Partnerships for Produce

These big brains have a big goal: To create more nutritious, flavorful food for the masses. As we know, the planet will be overrun by 10 billion people by 2050, so naturally, we need new ways to develop tastier greens, berries, cherries, and other foods. Toward that goal, Pairwise employs CRISPR to tweak things like taste or even remove undesirable traits, like tooth-cracking pits in a cherry. First up is commercialization of a new type of leafy green that is as nutritious as kale but that people will actually want to eat, according to a story in AgFunderNews. Also on the menu is a new type of blackberry that grows year-round without thorns or seeds, along with a pitless cherry.

Pairwise process for developing new gene-edited crops.
The process for bringing a new berry to market. Credit: Pairwise Plants

The company isn’t going it alone. Probably its most important (or at least lucrative) partnership is with Bayer Crop Science thanks to a $100 million collaboration Pairwise originally inked with Monsanto. That work involves bringing Pairwise’s new gene-editing tools to staples like corn, soybeans, wheat, canola, and cotton. The goal is to boost things like productivity and sustainability in these crops.
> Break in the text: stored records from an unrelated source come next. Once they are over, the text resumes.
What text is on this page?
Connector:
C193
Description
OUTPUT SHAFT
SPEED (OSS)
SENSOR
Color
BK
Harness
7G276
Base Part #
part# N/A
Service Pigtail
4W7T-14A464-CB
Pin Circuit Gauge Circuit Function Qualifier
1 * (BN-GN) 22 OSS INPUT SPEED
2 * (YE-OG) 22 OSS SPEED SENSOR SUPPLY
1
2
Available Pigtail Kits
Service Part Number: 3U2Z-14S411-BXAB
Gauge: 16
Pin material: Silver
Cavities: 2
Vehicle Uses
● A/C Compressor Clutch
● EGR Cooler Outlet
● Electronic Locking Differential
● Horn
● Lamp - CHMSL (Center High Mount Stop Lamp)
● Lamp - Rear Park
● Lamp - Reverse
In 2019, Pairwise scored a partnership with the U.S. Department of Agriculture, several universities, and Plant Sciences Inc. (PSI), an agricultural research company, to study various berry species to identify natural variation for future breeding and gene-editing opportunities. The two-year research project is studying more than 300 unique species. Apparently, the research has already borne fruit: Pairwise is working with PSI on that fancy new type of blackberry.

Conclusion

Pairwise has grown to about 100 employees since it was founded just a few years ago. While the retail produce market is obviously huge – $66 billion, according to an unsourced figure from Pairwise – it would appear that the North Carolina company is mainly looking at commercializing specialty products outside of its collaboration with Bayer. It’s a similar market targeted by vertical farming companies or other types of indoor agriculture operations that are producing microgreens for overpriced avocado toast. That may feed the bottom line, but it is not going to feed the world.